Sobre Flores e Trens Cargueiros

um trem cargueiro em mim se torcendo dentro. circunvoluções em volta do mesmo espaço mínimo e íntimo. peito de um corpo.

uma flor fora: cuidado que não me dou (as flores sobreviverão antes que eu despetale?). amanhã, talvez, a flor morra.

antes, tenta vencer, indo de encontro ao céu ao sol e só. com sua pouca e parca força. porcamente acinzentada. amarela. pálida. (recolhida de algum jardim drummondiano).

o trem dentro quer a flor fora: convulsão estática.

o corpo pára numa tensão de rocha labiríntica prestes à erupção. a flor à espreita fora provoca o trem dentro. dentro, o trem - no espaço intransponível - quer o cio da flor.

a flor em sua vaidade opaca quer o único ser que a vê. um ser que ao mínimo contato a estraçalhará. ela quer a violência dele.

a caminho de sua definhação ela se excita, como um sexo diante outro, desejante. sua pulsão máxima. quase brilho. ouropel.

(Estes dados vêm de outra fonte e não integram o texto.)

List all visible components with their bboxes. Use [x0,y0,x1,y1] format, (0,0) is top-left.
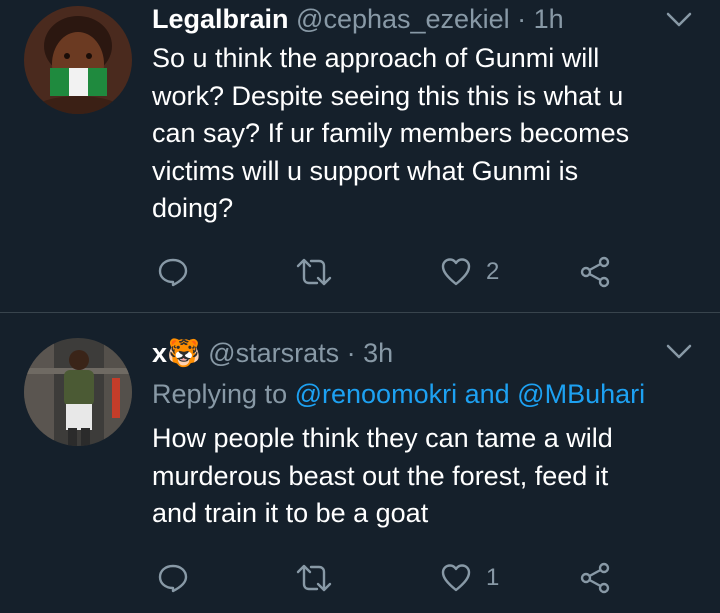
meta-separator: · [346,338,356,368]
like-count: 1 [486,564,500,591]
tweet-text: So u think the approach of Gunmi will wo… [152,43,630,223]
heart-outline-icon [441,564,471,592]
tiger-emoji: 🐯 [167,338,201,368]
speech-bubble-icon [158,258,188,287]
mention-link[interactable]: @renoomokri [295,379,457,409]
display-name[interactable]: x [152,338,167,368]
chevron-down-icon[interactable] [666,344,692,360]
tweet-text: How people think they can tame a wild mu… [152,423,613,528]
timestamp[interactable]: 3h [363,338,393,368]
reply-button[interactable] [157,252,203,292]
user-handle[interactable]: @cephas_ezekiel [296,4,510,34]
share-button[interactable] [579,252,611,292]
meta-separator: · [517,4,527,34]
replying-to-line: Replying to @renoomokri and @MBuhari [152,377,645,411]
timestamp[interactable]: 1h [534,4,564,34]
heart-outline-icon [441,258,471,286]
tweet-actions: 2 [0,252,720,292]
retweet-button[interactable] [295,252,347,292]
like-count: 2 [486,258,500,285]
like-button[interactable]: 2 [440,252,499,292]
like-button[interactable]: 1 [440,558,499,598]
reply-button[interactable] [157,558,203,598]
replying-to-label: Replying to [152,379,288,409]
display-name[interactable]: Legalbrain [152,4,289,34]
share-nodes-icon [580,562,610,594]
retweet-button[interactable] [295,558,347,598]
retweet-arrows-icon [296,564,332,592]
tweet[interactable]: x🐯 @starsrats · 3h Replying to @renoomok… [0,313,720,613]
avatar[interactable] [24,338,132,446]
speech-bubble-icon [158,564,188,593]
tweet-header: Legalbrain @cephas_ezekiel · 1h [152,2,700,36]
share-nodes-icon [580,256,610,288]
tweet-header: x🐯 @starsrats · 3h [152,336,700,370]
share-button[interactable] [579,558,611,598]
retweet-arrows-icon [296,258,332,286]
user-handle[interactable]: @starsrats [208,338,339,368]
chevron-down-icon[interactable] [666,12,692,28]
mention-joiner: and [464,379,510,409]
avatar[interactable] [24,6,132,114]
tweet-actions: 1 [0,558,720,598]
mention-link[interactable]: @MBuhari [517,379,645,409]
tweet[interactable]: Legalbrain @cephas_ezekiel · 1h So u thi… [0,0,720,312]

o trem se debate no peito mínimo que já há muito não lhe cabe. a flor se desepera em êxtase. o corpo não vê flor nem trem. não tem memória.

a flor despetala-se num vaso poeirento num quarto qualquer. o trem turbulento, faz formigações no corpo.

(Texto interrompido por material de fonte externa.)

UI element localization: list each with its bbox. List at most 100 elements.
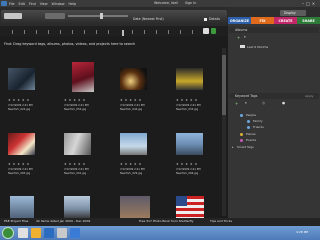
albums-header[interactable]: Albums bbox=[229, 27, 319, 33]
photo-filename: NewYork_033.jpg bbox=[176, 108, 199, 111]
app-icon bbox=[1, 1, 7, 6]
timeline-tick bbox=[132, 30, 133, 34]
keyword-tags-title: Keyword Tags bbox=[235, 94, 258, 98]
thumbnail-size-track[interactable] bbox=[68, 15, 128, 17]
taskbar-app-icon[interactable] bbox=[70, 228, 80, 238]
menu-file[interactable]: File bbox=[9, 2, 15, 6]
timeline-marker-icon[interactable] bbox=[211, 28, 216, 34]
clock: 4:28 PM bbox=[296, 230, 309, 234]
menu-window[interactable]: Window bbox=[52, 2, 65, 6]
photo-thumbnail[interactable] bbox=[120, 68, 147, 90]
thumbnail-size-slider[interactable] bbox=[100, 13, 103, 19]
photo-filename: NewYork_001.jpg bbox=[64, 172, 87, 175]
timeline-end-button[interactable] bbox=[203, 28, 209, 34]
rating-stars[interactable]: ★ ★ ★ ★ ★ bbox=[176, 162, 198, 166]
close-icon[interactable]: × bbox=[312, 1, 315, 6]
taskbar-app-icon[interactable] bbox=[31, 228, 41, 238]
photo-thumbnail[interactable] bbox=[120, 133, 147, 155]
photo-thumbnail[interactable] bbox=[72, 62, 94, 92]
tag-people[interactable]: People bbox=[246, 113, 256, 117]
sort-order-label[interactable]: Date (Newest First) bbox=[133, 17, 164, 21]
flag-canton bbox=[176, 196, 187, 206]
photo-thumbnail[interactable] bbox=[120, 196, 150, 218]
tab-share[interactable]: SHARE bbox=[297, 17, 320, 24]
grid-scrollbar-thumb[interactable] bbox=[222, 55, 226, 115]
tag-places-icon bbox=[240, 133, 243, 136]
photo-date: 7/12/2009 2:41 PM bbox=[64, 168, 89, 171]
tag-family[interactable]: Family bbox=[253, 119, 263, 123]
taskbar-app-icon[interactable] bbox=[44, 228, 54, 238]
project-bin-label[interactable]: PSE Project Files bbox=[4, 219, 28, 223]
taskbar-app-icon[interactable] bbox=[18, 228, 28, 238]
timeline-tick bbox=[180, 30, 181, 34]
taskbar-app-icon[interactable] bbox=[57, 228, 67, 238]
maximize-icon[interactable]: □ bbox=[306, 1, 310, 6]
rating-stars[interactable]: ★ ★ ★ ★ ★ bbox=[8, 162, 30, 166]
smart-tags-section[interactable]: Smart Tags bbox=[237, 145, 254, 149]
tab-organize[interactable]: ORGANIZE bbox=[228, 17, 251, 24]
add-tag-icon[interactable]: + bbox=[235, 101, 238, 106]
album-icon bbox=[240, 45, 245, 48]
apply-button[interactable]: Apply bbox=[305, 94, 313, 98]
rating-stars[interactable]: ★ ★ ★ ★ ★ bbox=[120, 162, 142, 166]
album-options-icon[interactable]: ▾ bbox=[244, 35, 246, 39]
rating-stars[interactable]: ★ ★ ★ ★ ★ bbox=[176, 98, 198, 102]
photo-thumbnail[interactable] bbox=[8, 68, 35, 90]
window-controls: – □ × bbox=[302, 0, 315, 7]
minimize-icon[interactable]: – bbox=[302, 1, 304, 6]
photo-thumbnail[interactable] bbox=[176, 133, 203, 155]
photo-date: 7/12/2009 2:41 PM bbox=[176, 104, 201, 107]
tab-fix[interactable]: FIX bbox=[251, 17, 274, 24]
photo-filename: NewYork_044.jpg bbox=[120, 108, 143, 111]
tag-cloud-icon[interactable]: ◎ bbox=[262, 101, 265, 105]
rating-stars[interactable]: ★ ★ ★ ★ ★ bbox=[64, 98, 86, 102]
photo-filename: NewYork_005.jpg bbox=[8, 172, 31, 175]
tag-pin-icon[interactable]: ● bbox=[282, 101, 285, 105]
search-hint: Find: Drag keyword tags, albums, photos,… bbox=[4, 42, 136, 46]
menu-view[interactable]: View bbox=[40, 2, 48, 6]
photo-thumbnail[interactable] bbox=[64, 133, 91, 155]
tag-places[interactable]: Places bbox=[246, 132, 256, 136]
timeline-tick bbox=[12, 30, 13, 34]
timeline-slider[interactable] bbox=[122, 30, 124, 36]
photo-filename: NewYork_022.jpg bbox=[8, 108, 31, 111]
display-button[interactable]: Display bbox=[280, 10, 306, 16]
timeline-tick bbox=[36, 30, 37, 34]
tag-people-icon bbox=[240, 114, 243, 117]
photo-filename: NewYork_052.jpg bbox=[64, 108, 87, 111]
tab-create[interactable]: CREATE bbox=[274, 17, 297, 24]
smart-tags-expand-icon[interactable]: ▸ bbox=[232, 145, 234, 149]
tips-link[interactable]: Tips and Tricks bbox=[210, 219, 232, 223]
rating-stars[interactable]: ★ ★ ★ ★ ★ bbox=[64, 162, 86, 166]
timeline-tick bbox=[84, 30, 85, 34]
sign-in-link[interactable]: Sign In bbox=[185, 1, 196, 5]
timeline-tick bbox=[60, 30, 61, 34]
add-album-icon[interactable]: + bbox=[237, 35, 240, 40]
album-item-last-6-months[interactable]: Last 6 Months bbox=[247, 45, 268, 49]
tag-options-icon[interactable]: ▾ bbox=[245, 101, 247, 105]
photo-date: 7/12/2009 2:41 PM bbox=[120, 104, 145, 107]
details-label: Details bbox=[209, 17, 221, 21]
menu-find[interactable]: Find bbox=[29, 2, 36, 6]
photo-filename: NewYork_006.jpg bbox=[176, 172, 199, 175]
photo-thumbnail[interactable] bbox=[8, 133, 35, 155]
rating-stars[interactable]: ★ ★ ★ ★ ★ bbox=[8, 98, 30, 102]
photo-thumbnail[interactable] bbox=[64, 196, 90, 218]
details-checkbox[interactable] bbox=[204, 18, 207, 21]
timeline-scale[interactable] bbox=[0, 26, 228, 36]
date-display[interactable] bbox=[4, 13, 22, 19]
menu-edit[interactable]: Edit bbox=[19, 2, 25, 6]
timeline-tick bbox=[168, 30, 169, 34]
photo-thumbnail[interactable] bbox=[10, 196, 34, 218]
menu-bar: File Edit Find View Window Help bbox=[9, 0, 76, 7]
tag-events[interactable]: Events bbox=[246, 138, 256, 142]
photo-thumbnail[interactable] bbox=[176, 68, 203, 90]
start-button[interactable] bbox=[2, 227, 14, 239]
workspace-tabs: ORGANIZE FIX CREATE SHARE bbox=[228, 17, 320, 24]
promo-link[interactable]: Free 5x7 Photo Book from Shutterfly bbox=[139, 219, 194, 223]
menu-help[interactable]: Help bbox=[69, 2, 77, 6]
tag-friends[interactable]: Friends bbox=[253, 125, 264, 129]
rating-stars[interactable]: ★ ★ ★ ★ ★ bbox=[120, 98, 142, 102]
photo-date: 7/12/2009 2:41 PM bbox=[176, 168, 201, 171]
sort-select[interactable] bbox=[45, 13, 65, 19]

e em mim, um mal estar no corpo - pele descascando - pensando no que poderei fazer amanhã.

(que talvez não venha)

quinta-feira, 2 de outubro de 2008

Partida

a velha queria ir ao aeroporto ver aviões partir. sonhou com um enorme, grande, na noite anterior àquela que descobriu ter um sonho. não sabia como eram os aeroportos. e a pouco descobriu como era ter um sonho (se não lhe fosse impossível, se pudesse sonhar um pouco mais, desejaria um aeroporto só para ela).

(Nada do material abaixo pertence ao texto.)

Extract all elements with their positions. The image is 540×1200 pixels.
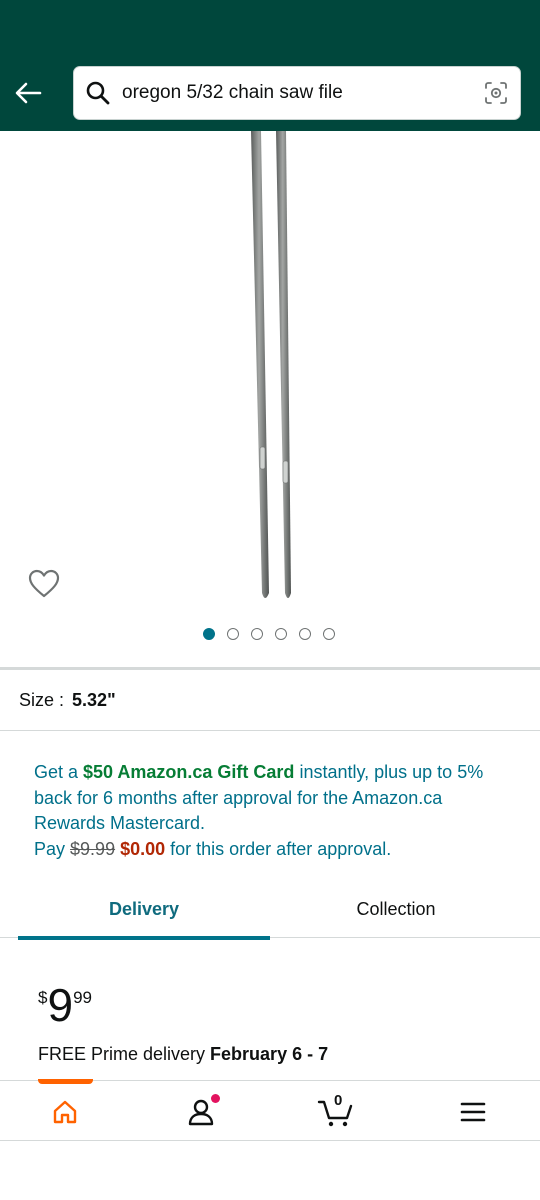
tab-delivery-label: Delivery: [108, 898, 180, 919]
carousel-dot[interactable]: [275, 628, 287, 640]
back-button[interactable]: [10, 76, 46, 110]
product-price: $ 9 99: [38, 980, 92, 1030]
top-bar: oregon 5/32 chain saw file: [0, 0, 540, 131]
bottom-navigation: 0: [0, 1079, 540, 1141]
camera-search-icon[interactable]: [472, 67, 520, 119]
promo-new-price: $0.00: [120, 838, 166, 859]
delivery-estimate: FREE Prime delivery February 6 - 7: [38, 1044, 328, 1065]
wishlist-heart-button[interactable]: [26, 566, 62, 602]
home-icon: [53, 1100, 77, 1124]
carousel-dot[interactable]: [323, 628, 335, 640]
heart-icon: [28, 569, 60, 598]
notification-dot: [211, 1094, 220, 1103]
carousel-dot[interactable]: [251, 628, 263, 640]
section-divider: [0, 730, 540, 731]
credit-card-promo[interactable]: Get a $50 Amazon.ca Gift Card instantly,…: [34, 760, 504, 862]
search-bar[interactable]: oregon 5/32 chain saw file: [73, 66, 521, 120]
promo-gift-card: $50 Amazon.ca Gift Card: [83, 762, 295, 782]
price-whole: 9: [47, 979, 74, 1031]
size-selector[interactable]: Size : 5.32": [19, 690, 116, 711]
promo-old-price: $9.99: [70, 838, 116, 859]
price-symbol: $: [38, 988, 48, 1007]
size-value: 5.32": [72, 690, 116, 710]
back-arrow-icon: [15, 82, 42, 104]
search-icon: [74, 67, 122, 119]
promo-pay-suffix: for this order after approval.: [165, 838, 392, 859]
active-tab-indicator: [18, 936, 270, 940]
hamburger-menu-icon: [460, 1102, 486, 1122]
tab-collection[interactable]: Collection: [270, 880, 522, 938]
nav-menu[interactable]: [443, 1087, 503, 1137]
chain-saw-file-image: [251, 131, 291, 598]
promo-pay-label: Pay: [34, 838, 71, 859]
fulfillment-tabs: Delivery Collection: [0, 880, 540, 940]
nav-home[interactable]: [35, 1087, 95, 1137]
promo-text: Get a: [34, 762, 84, 782]
image-carousel-dots: [203, 628, 335, 640]
size-label: Size :: [19, 690, 65, 710]
active-nav-indicator: [38, 1079, 93, 1084]
carousel-dot[interactable]: [299, 628, 311, 640]
tab-collection-label: Collection: [356, 898, 436, 919]
nav-cart[interactable]: 0: [306, 1087, 366, 1137]
cart-count: 0: [334, 1092, 343, 1109]
price-fraction: 99: [73, 988, 92, 1007]
section-divider: [0, 667, 540, 670]
nav-account[interactable]: [171, 1087, 231, 1137]
delivery-prefix: FREE Prime delivery: [38, 1044, 211, 1064]
product-image[interactable]: [0, 131, 540, 611]
carousel-dot[interactable]: [227, 628, 239, 640]
tab-delivery[interactable]: Delivery: [18, 880, 270, 940]
search-input[interactable]: oregon 5/32 chain saw file: [122, 82, 472, 104]
carousel-dot[interactable]: [203, 628, 215, 640]
delivery-dates: February 6 - 7: [210, 1044, 329, 1064]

tinha como sua única posse pedaços de trapo pendurados sobre um corpo magro e encardido, que lhe escondia qualquer possibilidade de sensualidade, e um saco plástico com um cartão postal dentro, que ela achou na rua. nele, palavras que seu pouco vocabulário nunca conheceria: par avion. mas a imagem era linda, apesar dela não saber do que se trata - e, também, muitas pessoas dizem saber, mas por constrangimento. em silêncio, ela apenas assumia sua ignorância.

sempre que ouvia um avião, dizia que Deus lhe falava. ela que não sabia sequer dizer: Deus. um sorriso penso na sua boca banguela parecia entender. seu olhos só sabiam céu. Seu corpo, pronto para levitar, sempre.

ela não morava. sua casa era seu farrapo. seu corpo esquelético. ela talvez fosse o único ser na terra que podia dizer “sou-me”. em sua miséria, ela tinha a maior das posses. e ainda sim, ter o luxo de possuir um sonho. ver aviões partir.
seu sonho tornou-se obsessão. começou a segui-los, mesmo estes sendo-lhes impossíveis. era vê-los e ir até eles. de avião em avião, chegou ao tão sonhado aeroporto (o sonho acabara-lhe de ser o sonho num sonho).

seus olhos de tão abertos, pareciam tocar os aviões, mesmo eles a metros longos de distância. começou então, como numa espécie de ritual, a dançar, mexendo seus ossos quase descarnados, descoordenadamente, sem muita ordem. como sempre foi sua vida.

sem saber como, talvez pela movimentação ritualística involuntária, chegou na pista dos aviões. ela se extasiava com a dimensão de mundo que nunca teve para si. um espaço que enfim cabia teu parco corpo. um espaço do tamanho do ser que era ela.

a voz de deus lhe soou mais alta que o normal. ele agora lhe falava dentro. ela fecha os olhos. tremendo seus órgãos de pássaro natimorto, ela abre os olhos. seu sonho vinha para abraçar-lhe. tudo o que ela podia fazer era retribuir-lhe. foi de encontro a ele. fechou os olhos.

pela primeira vez em sua vida pode ver, ter e ser seu sonho: um avião de partida.